I first created a new empty expectation suite, and named it 'IsMyKeyWordEnglish_Custom'
great_expectations suite new --empty
Creating a custom expecation first requires making a custom module in the \great_expectations\plugins\modules
directory and modifying the great_expectations.yml file to make sure the suite knows about it.
First here is how the datasources section changed for the great_expectations.yml
file.
datasources:
files_datasource:
module_name:
data_asset_type:
module_name:
class_name: PandasDataset
class_name: PandasDatasource
tweets:
class_name: PandasDatasource
data_asset_type:
class_name: CustomPandasDataset
module_name: custom_module.custom_dataset
You'll notice there is a new datasource called tweets
. It is a PandasDatasource, since that is how I am processing the file, and the data_asset_type is associated with a CustomPandasDataset with a module. The module name is set as custom_module.custom_dataset
which is where my code lives in the \great_expectations\plugins\modules
folder.
Next is the code that actually lives in the custom_module.custom_dataset
module. The Expectation to check whether or not the Keyword field is english is a simple conversion. The program attempts to encode the string into utf-8 and decode in ascii. If it fails then it is not an english hashtag. It will miss things like emojis, and a more 'sophisticated' version may be added in a later version. You'll notice that, as per the GreatExpectations documentation, I've created a CustomPandasDatset class that extends PandasDataset object. It also had the @MetaPandasDataset.column_map_expectation
decorator for each of the functions, and then returns a True
or False
value depending on whether or not the Expectation is met.

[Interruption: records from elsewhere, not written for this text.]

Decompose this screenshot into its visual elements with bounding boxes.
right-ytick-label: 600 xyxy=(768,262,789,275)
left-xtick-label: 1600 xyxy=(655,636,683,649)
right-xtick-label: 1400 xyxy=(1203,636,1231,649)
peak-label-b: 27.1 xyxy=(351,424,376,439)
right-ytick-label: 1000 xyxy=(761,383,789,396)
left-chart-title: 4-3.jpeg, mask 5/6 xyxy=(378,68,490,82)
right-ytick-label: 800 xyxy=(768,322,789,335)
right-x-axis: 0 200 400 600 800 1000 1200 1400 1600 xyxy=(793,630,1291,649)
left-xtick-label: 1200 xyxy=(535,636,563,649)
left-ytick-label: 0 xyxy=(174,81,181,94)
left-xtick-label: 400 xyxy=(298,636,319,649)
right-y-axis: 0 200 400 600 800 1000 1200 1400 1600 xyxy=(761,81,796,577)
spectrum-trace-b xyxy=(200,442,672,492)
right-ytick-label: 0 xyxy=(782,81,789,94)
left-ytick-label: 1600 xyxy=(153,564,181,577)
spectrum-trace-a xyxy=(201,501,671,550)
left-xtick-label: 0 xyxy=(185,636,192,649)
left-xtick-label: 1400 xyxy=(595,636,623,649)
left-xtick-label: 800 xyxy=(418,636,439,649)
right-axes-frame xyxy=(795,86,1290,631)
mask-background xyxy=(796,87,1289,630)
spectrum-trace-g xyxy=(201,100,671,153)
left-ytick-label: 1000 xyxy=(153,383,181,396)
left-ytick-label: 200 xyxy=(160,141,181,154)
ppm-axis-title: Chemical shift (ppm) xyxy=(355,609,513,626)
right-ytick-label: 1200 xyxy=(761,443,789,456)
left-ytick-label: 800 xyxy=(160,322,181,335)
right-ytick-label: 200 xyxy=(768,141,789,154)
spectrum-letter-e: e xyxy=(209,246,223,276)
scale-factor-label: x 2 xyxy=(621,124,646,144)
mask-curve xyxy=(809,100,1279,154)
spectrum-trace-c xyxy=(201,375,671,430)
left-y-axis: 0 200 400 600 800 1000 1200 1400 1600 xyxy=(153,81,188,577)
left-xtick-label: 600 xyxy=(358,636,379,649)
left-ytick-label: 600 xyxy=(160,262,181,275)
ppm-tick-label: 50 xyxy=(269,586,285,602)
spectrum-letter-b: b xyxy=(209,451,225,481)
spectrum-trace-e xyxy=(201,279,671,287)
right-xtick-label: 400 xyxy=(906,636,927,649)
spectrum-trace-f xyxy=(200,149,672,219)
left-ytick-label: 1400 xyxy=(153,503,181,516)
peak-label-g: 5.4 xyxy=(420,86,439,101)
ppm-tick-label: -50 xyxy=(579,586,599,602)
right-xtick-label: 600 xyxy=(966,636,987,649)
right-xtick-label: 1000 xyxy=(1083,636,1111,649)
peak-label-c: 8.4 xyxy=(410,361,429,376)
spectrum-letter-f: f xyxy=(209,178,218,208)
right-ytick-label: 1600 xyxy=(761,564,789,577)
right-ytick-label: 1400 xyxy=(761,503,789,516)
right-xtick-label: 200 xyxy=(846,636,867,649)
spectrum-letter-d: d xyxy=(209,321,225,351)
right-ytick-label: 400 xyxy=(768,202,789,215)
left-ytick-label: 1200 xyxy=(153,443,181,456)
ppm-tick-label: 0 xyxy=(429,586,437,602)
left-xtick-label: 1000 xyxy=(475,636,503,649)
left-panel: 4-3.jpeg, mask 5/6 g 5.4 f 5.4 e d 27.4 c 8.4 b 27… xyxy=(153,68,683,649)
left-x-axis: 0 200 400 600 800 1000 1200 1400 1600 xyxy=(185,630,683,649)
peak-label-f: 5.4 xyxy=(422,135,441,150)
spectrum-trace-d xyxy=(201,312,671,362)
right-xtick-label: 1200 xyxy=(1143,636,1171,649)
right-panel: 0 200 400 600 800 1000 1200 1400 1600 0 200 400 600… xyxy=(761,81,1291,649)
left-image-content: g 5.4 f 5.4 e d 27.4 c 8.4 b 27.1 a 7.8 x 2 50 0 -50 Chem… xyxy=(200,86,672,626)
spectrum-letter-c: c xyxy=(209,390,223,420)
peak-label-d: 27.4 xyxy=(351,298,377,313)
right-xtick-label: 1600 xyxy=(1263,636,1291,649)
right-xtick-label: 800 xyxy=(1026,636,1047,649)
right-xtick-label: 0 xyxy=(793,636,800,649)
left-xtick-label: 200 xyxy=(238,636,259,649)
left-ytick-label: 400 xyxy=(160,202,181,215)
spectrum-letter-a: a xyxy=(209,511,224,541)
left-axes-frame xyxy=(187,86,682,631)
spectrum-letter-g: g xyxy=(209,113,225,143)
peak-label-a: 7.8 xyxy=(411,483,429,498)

from great_expectations.dataset import PandasDataset, MetaPandasDataset
# -*- coding: utf-8 -*-
def isEnglish(s):
try:
s.encode(encoding='utf-8').decode('ascii')
except UnicodeDecodeError:
return False
else:
return True
class CustomPandasDataset(PandasDataset):
_data_asset_type = "CustomPandasDataset"
@MetaPandasDataset.column_map_expectation
def expect_column_to_be_english(self, column):
return column.map(isEnglish)
@MetaPandasDataset.column_map_expectation
def expect_count_to_be_1(self, column):
return column.map(lambda x: x==1)
The results of this code are the following two images from validation_playground.ipynb
Notebook in the notebooks/pandas
folder.
We see that around 5% of total processed hashtags are non-English, which actually isn't as bad as I thought.
We also observe that around 90% of total hashtags for each day are unique, which means we may need to sample more of the total dataset, or increase the throughput of the pipeline.
- Add some sort of test with a relational database to get my feet wet.
- Is there any feature that can incorporate stream data? How would the structure of the code have to change in order for this to happen?